Single by Kiss

from the album Rock and Roll Over
- B-side: "Mr. Speed"
- Released: November 1, 1976
- Genre: Folk rock;
- Length: 3:35
- Label: Casablanca NB-873A (US)
- Songwriter: Paul Stanley
- Producer: Eddie Kramer

Kiss singles chronology
| "Beth" / "Detroit Rock City" (1976) | "Hard Luck Woman" / "Mr. Speed" (1976) | "Calling Dr. Love" / "Take Me" (1977) |

= Hard Luck Woman =

1976 single by Kiss

"Hard Luck Woman" is a song by American hard rock band Kiss and the lead single from their 1976 album, Rock and Roll Over. It was originally written by Paul Stanley as a possible track for Rod Stewart, but after the success of the soft rock ballad "Beth", Kiss decided to keep it for themselves as a follow-up. Stanley has stated his admiration and love of Stewart's music numerous times, and that "Hard Luck Woman" was inspired by Rod Stewart, in particular the songs "Maggie May" and "You Wear It Well". The nautical themed song "Brandy" by American pop-rock band Looking Glass served as Stanley's lyrical inspiration.

== Details ==
Alluding to the style of "Hard Luck Woman", Steven Bailey called the song an exemplar of "gentle folk rock".

Sung by Peter Criss, the single was an attempt to follow the success of the hit single "Beth" released earlier in the year by releasing another love song sung by Criss. According to Billboard Magazine, Criss' vocal performance sounds similar to Rod Stewart. It proved to be a top 20 hit in the US, peaking at number 15.

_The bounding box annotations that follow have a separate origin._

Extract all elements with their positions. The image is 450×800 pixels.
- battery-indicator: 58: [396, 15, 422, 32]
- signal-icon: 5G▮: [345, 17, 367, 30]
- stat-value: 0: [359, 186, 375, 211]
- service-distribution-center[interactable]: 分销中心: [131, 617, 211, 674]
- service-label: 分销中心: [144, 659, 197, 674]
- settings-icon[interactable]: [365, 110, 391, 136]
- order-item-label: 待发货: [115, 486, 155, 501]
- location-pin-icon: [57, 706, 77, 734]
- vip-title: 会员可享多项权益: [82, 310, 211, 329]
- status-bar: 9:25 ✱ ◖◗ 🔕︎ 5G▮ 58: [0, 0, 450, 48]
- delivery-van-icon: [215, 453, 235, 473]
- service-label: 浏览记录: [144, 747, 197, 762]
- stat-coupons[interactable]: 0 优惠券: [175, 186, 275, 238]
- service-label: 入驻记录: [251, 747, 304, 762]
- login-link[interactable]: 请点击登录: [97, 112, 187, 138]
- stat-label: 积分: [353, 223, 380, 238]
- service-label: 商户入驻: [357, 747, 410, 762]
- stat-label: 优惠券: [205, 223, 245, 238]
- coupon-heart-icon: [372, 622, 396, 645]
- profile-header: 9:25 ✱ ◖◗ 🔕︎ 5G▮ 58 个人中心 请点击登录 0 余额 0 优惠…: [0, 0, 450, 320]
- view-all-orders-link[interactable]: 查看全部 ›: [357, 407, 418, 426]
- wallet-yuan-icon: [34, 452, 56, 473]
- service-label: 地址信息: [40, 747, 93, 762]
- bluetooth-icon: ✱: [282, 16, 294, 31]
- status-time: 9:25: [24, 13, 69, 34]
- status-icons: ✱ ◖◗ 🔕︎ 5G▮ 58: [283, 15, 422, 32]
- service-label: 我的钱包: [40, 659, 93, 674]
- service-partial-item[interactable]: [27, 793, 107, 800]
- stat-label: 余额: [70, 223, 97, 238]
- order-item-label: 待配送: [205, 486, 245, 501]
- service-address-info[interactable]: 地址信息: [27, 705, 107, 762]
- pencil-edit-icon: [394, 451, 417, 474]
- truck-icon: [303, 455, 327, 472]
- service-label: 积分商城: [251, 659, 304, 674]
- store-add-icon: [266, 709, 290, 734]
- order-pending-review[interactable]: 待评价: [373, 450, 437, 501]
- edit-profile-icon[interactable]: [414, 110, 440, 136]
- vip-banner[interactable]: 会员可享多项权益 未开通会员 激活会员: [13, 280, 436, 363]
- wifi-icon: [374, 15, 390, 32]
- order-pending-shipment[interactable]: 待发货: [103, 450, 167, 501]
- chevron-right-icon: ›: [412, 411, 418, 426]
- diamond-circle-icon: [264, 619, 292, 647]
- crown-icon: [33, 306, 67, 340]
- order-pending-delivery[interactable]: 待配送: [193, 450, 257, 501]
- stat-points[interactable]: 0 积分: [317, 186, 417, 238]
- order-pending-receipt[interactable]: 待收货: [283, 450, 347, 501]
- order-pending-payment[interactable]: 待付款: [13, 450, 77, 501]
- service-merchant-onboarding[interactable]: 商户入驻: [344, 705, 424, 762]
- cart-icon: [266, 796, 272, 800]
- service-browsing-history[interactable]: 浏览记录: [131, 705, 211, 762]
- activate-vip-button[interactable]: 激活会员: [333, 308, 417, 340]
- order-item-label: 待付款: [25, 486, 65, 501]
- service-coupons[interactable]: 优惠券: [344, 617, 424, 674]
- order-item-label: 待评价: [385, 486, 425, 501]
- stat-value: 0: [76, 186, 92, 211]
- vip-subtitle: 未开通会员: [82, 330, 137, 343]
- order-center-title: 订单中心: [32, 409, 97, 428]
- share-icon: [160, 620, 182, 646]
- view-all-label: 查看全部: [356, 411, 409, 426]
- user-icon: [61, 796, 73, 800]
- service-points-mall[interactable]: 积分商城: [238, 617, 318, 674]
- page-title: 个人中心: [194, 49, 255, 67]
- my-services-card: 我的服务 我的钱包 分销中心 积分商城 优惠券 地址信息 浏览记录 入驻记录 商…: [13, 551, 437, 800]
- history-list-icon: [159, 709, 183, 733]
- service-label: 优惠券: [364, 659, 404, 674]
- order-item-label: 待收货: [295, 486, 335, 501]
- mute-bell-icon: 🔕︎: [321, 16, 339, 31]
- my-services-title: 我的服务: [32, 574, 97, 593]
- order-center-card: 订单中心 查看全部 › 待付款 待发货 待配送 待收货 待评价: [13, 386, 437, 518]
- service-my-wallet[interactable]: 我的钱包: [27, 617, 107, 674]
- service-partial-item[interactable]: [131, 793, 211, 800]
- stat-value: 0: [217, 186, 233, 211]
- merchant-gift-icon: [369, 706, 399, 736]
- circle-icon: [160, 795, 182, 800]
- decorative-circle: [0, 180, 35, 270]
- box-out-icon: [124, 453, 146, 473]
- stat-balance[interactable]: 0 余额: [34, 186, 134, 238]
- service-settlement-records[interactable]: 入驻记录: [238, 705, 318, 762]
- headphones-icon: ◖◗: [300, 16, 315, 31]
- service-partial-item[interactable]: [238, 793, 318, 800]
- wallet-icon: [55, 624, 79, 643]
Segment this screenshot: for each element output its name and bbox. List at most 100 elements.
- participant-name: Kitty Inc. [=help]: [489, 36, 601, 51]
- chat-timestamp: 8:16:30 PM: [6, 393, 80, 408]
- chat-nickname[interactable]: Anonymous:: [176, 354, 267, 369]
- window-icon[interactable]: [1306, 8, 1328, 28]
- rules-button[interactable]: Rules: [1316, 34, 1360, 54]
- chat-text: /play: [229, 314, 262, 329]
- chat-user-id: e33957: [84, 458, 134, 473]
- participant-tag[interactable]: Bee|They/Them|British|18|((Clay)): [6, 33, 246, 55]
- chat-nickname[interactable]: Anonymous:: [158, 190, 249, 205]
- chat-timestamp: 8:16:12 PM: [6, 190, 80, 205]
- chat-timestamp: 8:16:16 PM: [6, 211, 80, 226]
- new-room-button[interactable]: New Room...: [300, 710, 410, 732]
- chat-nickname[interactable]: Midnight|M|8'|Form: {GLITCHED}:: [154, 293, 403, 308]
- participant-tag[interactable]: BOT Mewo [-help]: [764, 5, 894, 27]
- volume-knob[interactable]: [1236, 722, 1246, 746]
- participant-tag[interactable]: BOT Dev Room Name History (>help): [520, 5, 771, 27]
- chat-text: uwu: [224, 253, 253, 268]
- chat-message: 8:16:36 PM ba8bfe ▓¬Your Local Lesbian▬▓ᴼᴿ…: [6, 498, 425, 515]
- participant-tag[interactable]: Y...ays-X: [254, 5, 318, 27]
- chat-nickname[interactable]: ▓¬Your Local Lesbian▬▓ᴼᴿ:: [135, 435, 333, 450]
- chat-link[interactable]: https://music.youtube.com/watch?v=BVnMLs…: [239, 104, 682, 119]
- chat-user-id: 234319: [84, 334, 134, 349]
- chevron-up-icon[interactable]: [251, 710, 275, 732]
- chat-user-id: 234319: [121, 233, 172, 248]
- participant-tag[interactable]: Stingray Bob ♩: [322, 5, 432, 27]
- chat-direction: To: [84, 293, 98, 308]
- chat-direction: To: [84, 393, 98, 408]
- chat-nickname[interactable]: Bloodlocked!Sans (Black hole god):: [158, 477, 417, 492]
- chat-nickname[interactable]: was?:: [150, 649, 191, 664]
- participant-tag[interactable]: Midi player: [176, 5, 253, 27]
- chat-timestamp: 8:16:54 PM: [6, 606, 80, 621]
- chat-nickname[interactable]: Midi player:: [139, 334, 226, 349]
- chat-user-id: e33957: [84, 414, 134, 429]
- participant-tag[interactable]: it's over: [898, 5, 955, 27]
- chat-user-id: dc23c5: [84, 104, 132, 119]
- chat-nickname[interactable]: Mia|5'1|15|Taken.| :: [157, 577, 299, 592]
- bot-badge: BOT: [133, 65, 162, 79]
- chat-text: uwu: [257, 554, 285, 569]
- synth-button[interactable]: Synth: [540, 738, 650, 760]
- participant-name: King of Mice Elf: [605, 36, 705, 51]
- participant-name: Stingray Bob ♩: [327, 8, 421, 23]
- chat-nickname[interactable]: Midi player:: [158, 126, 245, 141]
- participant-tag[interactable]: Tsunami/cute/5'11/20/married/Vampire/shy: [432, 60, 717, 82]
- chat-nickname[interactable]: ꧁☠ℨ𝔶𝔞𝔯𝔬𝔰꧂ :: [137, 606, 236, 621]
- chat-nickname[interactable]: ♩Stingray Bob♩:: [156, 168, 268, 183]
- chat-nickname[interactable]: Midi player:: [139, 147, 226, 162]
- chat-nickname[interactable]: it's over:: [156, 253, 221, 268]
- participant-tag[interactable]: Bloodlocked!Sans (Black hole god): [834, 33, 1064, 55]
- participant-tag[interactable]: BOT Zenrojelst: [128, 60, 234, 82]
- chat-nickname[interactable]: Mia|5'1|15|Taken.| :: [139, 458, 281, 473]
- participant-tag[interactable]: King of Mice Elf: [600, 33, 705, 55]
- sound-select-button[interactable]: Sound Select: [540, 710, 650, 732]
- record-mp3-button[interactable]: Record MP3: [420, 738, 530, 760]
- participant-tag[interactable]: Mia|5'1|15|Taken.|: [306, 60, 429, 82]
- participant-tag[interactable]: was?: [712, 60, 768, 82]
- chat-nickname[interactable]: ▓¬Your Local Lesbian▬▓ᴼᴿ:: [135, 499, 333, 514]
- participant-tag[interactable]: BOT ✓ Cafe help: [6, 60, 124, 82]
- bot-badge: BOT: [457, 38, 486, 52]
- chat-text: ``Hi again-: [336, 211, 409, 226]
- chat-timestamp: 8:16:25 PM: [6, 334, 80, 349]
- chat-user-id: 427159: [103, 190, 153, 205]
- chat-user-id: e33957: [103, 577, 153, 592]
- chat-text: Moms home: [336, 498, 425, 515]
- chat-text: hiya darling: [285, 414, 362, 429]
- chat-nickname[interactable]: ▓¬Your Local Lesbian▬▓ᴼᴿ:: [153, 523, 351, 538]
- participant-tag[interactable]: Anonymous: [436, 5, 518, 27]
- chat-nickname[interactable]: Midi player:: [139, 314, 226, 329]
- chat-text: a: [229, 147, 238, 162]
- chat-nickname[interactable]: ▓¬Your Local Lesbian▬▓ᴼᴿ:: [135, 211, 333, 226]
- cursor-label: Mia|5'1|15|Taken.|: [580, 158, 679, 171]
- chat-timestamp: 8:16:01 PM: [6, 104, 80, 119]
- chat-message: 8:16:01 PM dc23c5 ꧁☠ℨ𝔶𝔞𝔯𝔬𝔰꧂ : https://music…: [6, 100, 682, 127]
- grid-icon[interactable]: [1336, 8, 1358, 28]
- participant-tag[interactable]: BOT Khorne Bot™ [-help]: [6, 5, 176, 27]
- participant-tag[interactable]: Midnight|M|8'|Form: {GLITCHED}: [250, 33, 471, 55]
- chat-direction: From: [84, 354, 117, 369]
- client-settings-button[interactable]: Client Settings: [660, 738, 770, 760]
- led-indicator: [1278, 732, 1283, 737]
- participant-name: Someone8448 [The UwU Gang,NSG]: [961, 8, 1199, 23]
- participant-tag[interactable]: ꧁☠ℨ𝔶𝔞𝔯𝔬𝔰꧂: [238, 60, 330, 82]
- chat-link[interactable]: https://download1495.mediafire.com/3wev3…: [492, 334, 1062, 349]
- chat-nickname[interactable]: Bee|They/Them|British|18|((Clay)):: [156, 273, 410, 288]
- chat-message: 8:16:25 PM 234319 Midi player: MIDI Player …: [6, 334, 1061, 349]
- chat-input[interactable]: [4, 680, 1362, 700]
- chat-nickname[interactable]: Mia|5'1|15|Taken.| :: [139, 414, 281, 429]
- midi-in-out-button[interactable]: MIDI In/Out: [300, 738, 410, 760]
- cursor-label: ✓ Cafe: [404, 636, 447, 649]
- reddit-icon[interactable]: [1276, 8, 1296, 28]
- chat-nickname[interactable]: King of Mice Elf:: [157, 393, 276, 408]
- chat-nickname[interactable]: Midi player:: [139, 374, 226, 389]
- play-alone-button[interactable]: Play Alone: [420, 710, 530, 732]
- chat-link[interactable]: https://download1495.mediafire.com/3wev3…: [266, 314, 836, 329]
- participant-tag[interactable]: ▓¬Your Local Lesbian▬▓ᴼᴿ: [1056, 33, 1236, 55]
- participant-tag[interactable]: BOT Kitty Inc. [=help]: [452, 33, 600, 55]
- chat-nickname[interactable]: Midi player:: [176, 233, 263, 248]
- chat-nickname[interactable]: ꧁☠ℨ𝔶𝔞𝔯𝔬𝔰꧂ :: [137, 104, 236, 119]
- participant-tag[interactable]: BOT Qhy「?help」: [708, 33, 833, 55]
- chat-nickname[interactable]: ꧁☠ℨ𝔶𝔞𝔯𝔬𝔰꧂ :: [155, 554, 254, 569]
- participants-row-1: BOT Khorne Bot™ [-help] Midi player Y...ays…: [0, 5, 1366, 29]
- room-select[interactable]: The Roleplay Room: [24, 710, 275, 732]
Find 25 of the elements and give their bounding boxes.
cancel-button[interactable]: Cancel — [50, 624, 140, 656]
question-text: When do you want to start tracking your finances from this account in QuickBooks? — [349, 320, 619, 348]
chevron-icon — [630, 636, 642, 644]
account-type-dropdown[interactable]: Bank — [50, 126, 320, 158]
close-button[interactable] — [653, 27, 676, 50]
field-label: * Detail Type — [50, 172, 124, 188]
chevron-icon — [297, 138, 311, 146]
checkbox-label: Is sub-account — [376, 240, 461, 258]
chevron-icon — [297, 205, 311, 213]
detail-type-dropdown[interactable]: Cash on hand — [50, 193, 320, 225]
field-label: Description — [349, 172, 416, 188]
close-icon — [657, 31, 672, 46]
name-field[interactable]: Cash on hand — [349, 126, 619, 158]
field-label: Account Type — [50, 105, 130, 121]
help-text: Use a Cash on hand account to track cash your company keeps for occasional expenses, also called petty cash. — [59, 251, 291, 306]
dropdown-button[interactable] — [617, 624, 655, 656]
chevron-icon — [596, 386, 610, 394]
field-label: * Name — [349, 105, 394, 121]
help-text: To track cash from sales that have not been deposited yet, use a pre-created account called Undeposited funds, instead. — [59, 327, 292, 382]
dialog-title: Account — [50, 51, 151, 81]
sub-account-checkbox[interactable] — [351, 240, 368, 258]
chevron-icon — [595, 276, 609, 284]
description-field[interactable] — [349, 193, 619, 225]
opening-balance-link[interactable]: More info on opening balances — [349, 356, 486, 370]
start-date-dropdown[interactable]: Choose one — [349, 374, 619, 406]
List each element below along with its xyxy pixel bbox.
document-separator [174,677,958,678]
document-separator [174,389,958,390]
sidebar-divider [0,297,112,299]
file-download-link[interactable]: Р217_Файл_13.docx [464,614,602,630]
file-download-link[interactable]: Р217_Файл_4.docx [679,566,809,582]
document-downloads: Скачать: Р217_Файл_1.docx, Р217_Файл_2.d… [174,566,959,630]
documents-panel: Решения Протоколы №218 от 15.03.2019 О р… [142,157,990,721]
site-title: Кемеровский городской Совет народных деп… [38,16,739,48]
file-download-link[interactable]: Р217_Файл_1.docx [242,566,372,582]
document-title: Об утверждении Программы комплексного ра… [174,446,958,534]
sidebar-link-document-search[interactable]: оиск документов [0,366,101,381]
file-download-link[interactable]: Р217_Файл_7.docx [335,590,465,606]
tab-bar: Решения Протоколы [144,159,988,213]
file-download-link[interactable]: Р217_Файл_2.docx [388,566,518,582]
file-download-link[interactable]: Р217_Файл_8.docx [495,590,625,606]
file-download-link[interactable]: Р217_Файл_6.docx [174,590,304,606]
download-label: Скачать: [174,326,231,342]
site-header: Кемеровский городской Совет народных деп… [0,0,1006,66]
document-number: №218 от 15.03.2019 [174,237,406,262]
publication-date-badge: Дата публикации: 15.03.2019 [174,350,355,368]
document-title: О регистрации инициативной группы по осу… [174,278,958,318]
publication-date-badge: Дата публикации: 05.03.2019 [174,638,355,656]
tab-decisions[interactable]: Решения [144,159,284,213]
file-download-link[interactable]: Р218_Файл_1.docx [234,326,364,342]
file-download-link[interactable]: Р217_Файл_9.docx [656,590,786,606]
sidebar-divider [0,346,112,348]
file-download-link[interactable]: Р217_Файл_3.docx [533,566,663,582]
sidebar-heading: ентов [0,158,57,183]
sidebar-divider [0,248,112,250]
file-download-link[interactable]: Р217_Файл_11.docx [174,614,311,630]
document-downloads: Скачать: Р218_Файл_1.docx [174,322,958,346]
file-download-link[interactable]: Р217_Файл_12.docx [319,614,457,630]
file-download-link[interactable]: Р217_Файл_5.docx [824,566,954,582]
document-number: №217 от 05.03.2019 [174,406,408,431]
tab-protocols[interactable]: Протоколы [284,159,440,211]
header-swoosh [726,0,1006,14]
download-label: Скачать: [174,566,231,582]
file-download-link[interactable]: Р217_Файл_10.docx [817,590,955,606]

A version of "Hard Luck Woman" appears on Kiss's 1977 Alive II. Kiss also performed the song during their MTV Unplugged appearance with Stanley on vocals. It did not appear on the CD of the performance, but it was one of five bonus tracks on the DVD.

==Reception==
Cash Box said that the song is moving away from heavy metal and that "the lead vocal is not unlike Rod Stewart — there's a growling, bluesy intensity, centered around acoustic rhythm work."

==Charts==

===Weekly charts===

| Chart (1976–1977) | Peak position |
|---|---|
| Australian Singles (Kent Music Report) | 67 |
| Canada Top Singles (RPM) | 15 |
| Germany (GfK) | 34 |
| US Billboard Hot 100 | 15 |

===Year-end charts===

| Chart (1977) | Peak position |
|---|---|
| Canada Top Singles (RPM) | 135 |
| US (Joel Whitburn's Pop Annual) | 111 |

==Garth Brooks version==

In 1994, country star Garth Brooks recorded the song for the tribute album Kiss My Ass: Classic Kiss Regrooved, with Kiss themselves providing the instrumentation. Kiss and Brooks performed the song on The Tonight Show with Jay Leno in promotion of the album.

===Charts===

| Chart (1994) | Peak position |
|---|---|
| Canada Top Singles (RPM) | 23 |
| Canada Adult Contemporary (RPM) | 31 |
| Canada Country Tracks (RPM) | 59 |
| US Adult Contemporary (Billboard) | 28 |
| US Hot Country Songs (Billboard) | 67 |
| US Pop Airplay (Billboard) | 26 |

==Other versions==
- X Japan members Toshi, hide and Pata performed a cover at Nissan Power Station on October 18, 1991.
- Japanese thrash metal band Rosenfeld covered this song on their 1994 live album In the Garden as a hidden track.
- Danish heavy metal band Pretty Maids covered this song on their 1997 album, Spooked.
- With Kanako Nakayama, Redd Kross covered this song on the 1998 tribute album, Kiss Tribute in Japan.
- Japanese pop singer Maki Nomiya covered this song on her 1999 album, Miss Maki Nomiya Sings.
- Ginger of the heavy rock band The Wildhearts covered the song on his 2001 solo live album Grievous Acoustic Behaviour.
- Giuliano Palma & The Bluebeaters did a cover version on their 2005 album Long Playing.
- Corey Taylor performed the song acoustically during his Live in London show at KOKO in on 05/08/2016.
- The Hold Steady did an electrified cover version on their 2014 covers EP, RAGS.

==Personnel==
- Peter Criss – lead vocals, drums
- Paul Stanley – 12-string acoustic guitar, backing vocals
- Ace Frehley – acoustic guitar
- Gene Simmons – acoustic bass guitar

Alive II version
- Peter Criss – lead vocals, drums
- Paul Stanley – electric guitar, backing vocals
- Ace Frehley – electric guitar
- Gene Simmons – electric bass guitar

==In popular culture==
- Episode 24 of the anime series Cowboy Bebop is named "Hard Luck Woman" after the song.